With Manchester International Festival starting on Thursday for just over two weeks, this biennial is now old enough to have its own history, and has certainly changed the cultural landscape of the city, though whether it has had as much impact culturally as economically is another question. There are a series of debates at this year's festival, but they are primarily about the world, not this small part of it: yet surely there is a time for some cultural reflection on our blockbuster culture, of which MIF is now part? Have any of the shows that it has put on lifted themselves into some kind of cultural status? I'm not so sure...rather it seems that this is the new travelling circus, rocking up in a new city every couple of years, and putting on an extravaganza that we are unable to match when it's not here. Glastonbury, that doyenne of festivals, has the same sense of itself as cultural event. But looking back historically, festivals and Expos and the like were always about the potential to create change, rather than simply replicate themselves: so Monterey and then Woodstock are iconic showcases of sixties music; or the Armoury Show was when European modern art exploded into Britain. Perhaps our very connectedness mitigates against that these days? I will look for signs of cultural seeds taking root over the coming weeks.

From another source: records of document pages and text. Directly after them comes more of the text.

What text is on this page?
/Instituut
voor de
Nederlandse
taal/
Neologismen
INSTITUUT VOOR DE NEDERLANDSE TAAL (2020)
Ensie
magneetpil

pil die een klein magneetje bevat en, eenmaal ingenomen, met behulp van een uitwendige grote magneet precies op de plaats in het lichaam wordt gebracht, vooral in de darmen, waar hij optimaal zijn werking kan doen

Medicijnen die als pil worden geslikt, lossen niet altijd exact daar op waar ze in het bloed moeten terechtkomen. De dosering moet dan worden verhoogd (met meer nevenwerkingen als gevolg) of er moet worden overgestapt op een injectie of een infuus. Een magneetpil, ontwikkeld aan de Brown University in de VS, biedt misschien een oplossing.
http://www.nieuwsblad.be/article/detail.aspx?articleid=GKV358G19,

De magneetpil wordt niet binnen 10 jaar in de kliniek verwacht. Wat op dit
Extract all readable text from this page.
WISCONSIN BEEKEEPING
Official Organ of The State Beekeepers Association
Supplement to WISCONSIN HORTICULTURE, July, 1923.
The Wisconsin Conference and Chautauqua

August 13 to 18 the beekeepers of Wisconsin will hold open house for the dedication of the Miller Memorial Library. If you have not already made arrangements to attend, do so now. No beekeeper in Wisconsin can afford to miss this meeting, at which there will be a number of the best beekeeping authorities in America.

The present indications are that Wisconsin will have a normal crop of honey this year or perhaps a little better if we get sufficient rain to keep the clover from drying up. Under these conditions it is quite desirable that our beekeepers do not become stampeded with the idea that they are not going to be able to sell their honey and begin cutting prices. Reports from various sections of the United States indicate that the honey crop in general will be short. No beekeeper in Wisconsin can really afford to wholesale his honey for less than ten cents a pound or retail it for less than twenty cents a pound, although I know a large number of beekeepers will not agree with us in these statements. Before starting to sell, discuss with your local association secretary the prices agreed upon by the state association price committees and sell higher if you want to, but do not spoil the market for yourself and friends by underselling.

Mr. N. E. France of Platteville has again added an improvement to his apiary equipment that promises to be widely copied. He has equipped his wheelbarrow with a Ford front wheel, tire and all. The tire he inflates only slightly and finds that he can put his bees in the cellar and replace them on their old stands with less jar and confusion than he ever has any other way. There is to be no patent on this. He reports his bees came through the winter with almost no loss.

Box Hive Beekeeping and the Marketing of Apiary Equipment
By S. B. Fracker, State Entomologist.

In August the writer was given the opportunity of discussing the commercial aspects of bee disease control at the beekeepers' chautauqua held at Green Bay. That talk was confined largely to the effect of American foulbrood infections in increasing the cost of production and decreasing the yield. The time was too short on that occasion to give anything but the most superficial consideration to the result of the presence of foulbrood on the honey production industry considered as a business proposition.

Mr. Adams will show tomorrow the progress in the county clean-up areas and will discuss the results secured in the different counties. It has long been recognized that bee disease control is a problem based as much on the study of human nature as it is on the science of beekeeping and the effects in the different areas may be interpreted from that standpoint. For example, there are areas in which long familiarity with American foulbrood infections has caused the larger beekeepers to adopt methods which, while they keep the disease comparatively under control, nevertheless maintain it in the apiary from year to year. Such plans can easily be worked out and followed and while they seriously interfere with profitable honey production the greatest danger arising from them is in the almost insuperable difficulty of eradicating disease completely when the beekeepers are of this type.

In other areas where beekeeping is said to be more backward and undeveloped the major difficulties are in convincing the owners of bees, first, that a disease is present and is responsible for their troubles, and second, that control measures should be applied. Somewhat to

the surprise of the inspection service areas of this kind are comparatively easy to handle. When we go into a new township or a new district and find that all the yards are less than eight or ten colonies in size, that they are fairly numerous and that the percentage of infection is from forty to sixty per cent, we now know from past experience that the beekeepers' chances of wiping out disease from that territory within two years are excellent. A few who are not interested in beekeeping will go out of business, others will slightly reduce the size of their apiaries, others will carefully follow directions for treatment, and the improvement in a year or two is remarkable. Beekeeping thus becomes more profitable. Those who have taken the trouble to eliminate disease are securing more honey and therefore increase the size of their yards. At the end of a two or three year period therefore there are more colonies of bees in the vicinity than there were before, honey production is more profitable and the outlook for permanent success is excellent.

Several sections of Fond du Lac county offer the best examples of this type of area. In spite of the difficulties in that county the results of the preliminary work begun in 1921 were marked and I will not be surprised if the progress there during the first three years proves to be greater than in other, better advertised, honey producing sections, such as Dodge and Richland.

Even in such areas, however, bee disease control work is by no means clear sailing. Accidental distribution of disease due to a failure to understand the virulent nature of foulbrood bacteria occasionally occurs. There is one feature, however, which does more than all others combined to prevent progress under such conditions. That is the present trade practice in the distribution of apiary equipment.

So if there is a book on, say, 90s poetry, or first decade or art, or the novel in the internet age, I'm yet to read it. Perhaps Fukuyama was expecting too much of humanity's political and economic elites, and should have addressed his argument at a more socio-cultural level. It may not seem to be an imperative that we "fix" this lack, but without the commentary, without the critical culture, without the sense of unseating icons, or making the case for new ones, the culture itself stultifies, into mere commodity.